Our ancesters were hunters and gatherers. Eating should be an adventure! Planning takes all the joy and excitement out of consumption. You'll never put on your maximum weight if you plan your meals.
Celebrate everything with cake.
Not just because it's what your ancestors have always done, always, always. Do it because there is nothing like the combination of white flour, sugar, and saturated fat to lay on the blubber. Donuts work just as well and are a very festive substitute. Someone, somewhere is having a birthday or anniversary today. Surely.
Identify with fatness.
Focus. Try to visualize yourself at your biggest and fattest. If you can identify yourself as a fat person, build your whole self image around bigness and roundness, you'll never slip into the habits of a thin person by mistake.
Stress load now.
Try to maintain as much stress in your life as you possibly can. The more stress, the more your body fights to hold on to fat. Stress will pretty much ensure your hard work at gaining weight will not go unrewarded. Over-book, over-commit, over-do, over-promise everything. Over-expect, over-much from yourself. Always. It's the only sure way to keep that weight on.

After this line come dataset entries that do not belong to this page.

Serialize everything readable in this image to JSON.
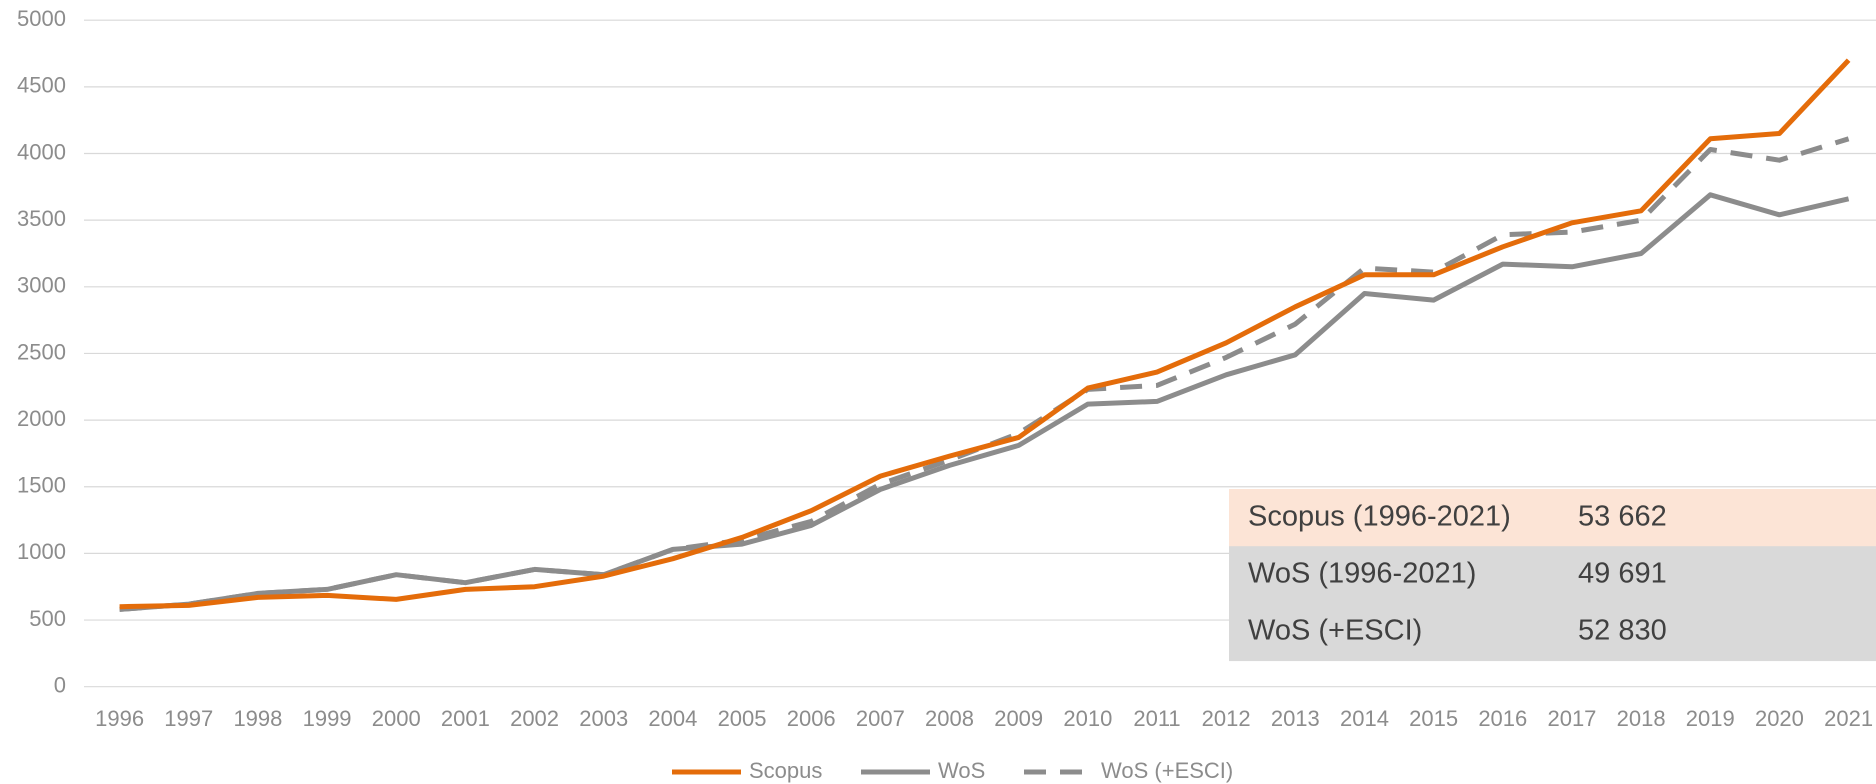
{
  "chart_data": {
    "type": "line",
    "categories": [
      "1996",
      "1997",
      "1998",
      "1999",
      "2000",
      "2001",
      "2002",
      "2003",
      "2004",
      "2005",
      "2006",
      "2007",
      "2008",
      "2009",
      "2010",
      "2011",
      "2012",
      "2013",
      "2014",
      "2015",
      "2016",
      "2017",
      "2018",
      "2019",
      "2020",
      "2021"
    ],
    "series": [
      {
        "name": "Scopus",
        "color": "#e46c0a",
        "dash": false,
        "values": [
          600,
          610,
          670,
          685,
          655,
          730,
          750,
          830,
          960,
          1120,
          1320,
          1580,
          1730,
          1870,
          2240,
          2360,
          2580,
          2850,
          3090,
          3090,
          3300,
          3480,
          3570,
          4110,
          4150,
          4700
        ]
      },
      {
        "name": "WoS",
        "color": "#8c8c8c",
        "dash": false,
        "values": [
          580,
          620,
          700,
          730,
          840,
          780,
          880,
          840,
          1030,
          1070,
          1210,
          1480,
          1660,
          1810,
          2120,
          2140,
          2340,
          2490,
          2950,
          2900,
          3170,
          3150,
          3250,
          3690,
          3540,
          3660
        ]
      },
      {
        "name": "WoS (+ESCI)",
        "color": "#8c8c8c",
        "dash": true,
        "values": [
          580,
          620,
          700,
          730,
          840,
          780,
          880,
          840,
          1030,
          1100,
          1240,
          1520,
          1700,
          1900,
          2230,
          2260,
          2470,
          2720,
          3140,
          3110,
          3390,
          3410,
          3500,
          4030,
          3950,
          4110
        ]
      }
    ],
    "ylim": [
      0,
      5000
    ],
    "yticks": [
      0,
      500,
      1000,
      1500,
      2000,
      2500,
      3000,
      3500,
      4000,
      4500,
      5000
    ],
    "grid": true,
    "legend": "bottom",
    "table": {
      "rows": [
        [
          "Scopus (1996-2021)",
          "53 662"
        ],
        [
          "WoS (1996-2021)",
          "49 691"
        ],
        [
          "WoS (+ESCI)",
          "52 830"
        ]
      ],
      "colors": [
        "#fce4d6",
        "#d9d9d9",
        "#d9d9d9"
      ]
    }
  }
}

Eat it before someone else does.
Eat as much as you can as fast as you can before anybody else eats it first. Be sure to get yours. You never know when you'll get another chance at a package of Oreos. They may stop manufacturing them any minute, and then where would you be?
Eat at night, all night.
Four hours before bedtime, begin to graze constantly. You should be swallowing your last bite just as you crawl between the sheets. Set your alarm to wake you up two or three times during the night to eat some more. Follow any meal with some sleeping time, so you're sure to signal your body you have no immediate need for those calories.
Water has no calories and tends to fill your stomach up. Avoid it at all costs. You need to fill up with calorie-rich food and drink. If you're going to drink something, choose something rich, sweet, or alcoholic to pump up your energy load. Warmed up palm oil is ideal.
And the number one way to gain as much weight as possible:
Do not move.
Try to remain as inactive as possible. Park your car as close to the door as you can at work, when shopping, when visiting friends. Try to choose inactive work. Take elevators, escalators. If you can sit instead of stand, do it. If you can lie down instead of sit, do that. Really think before acting: Is it worth burning off that precious energy? Send others to fetch things for you. Children are especially good for this. They can bring you food in front of the TV, for instance. Preserve your girth. Stay still.
(With thanks to David Letterman and his writers and anyone and everyone responsible to or especially holding the trademark rights to "Top Ten" lists.)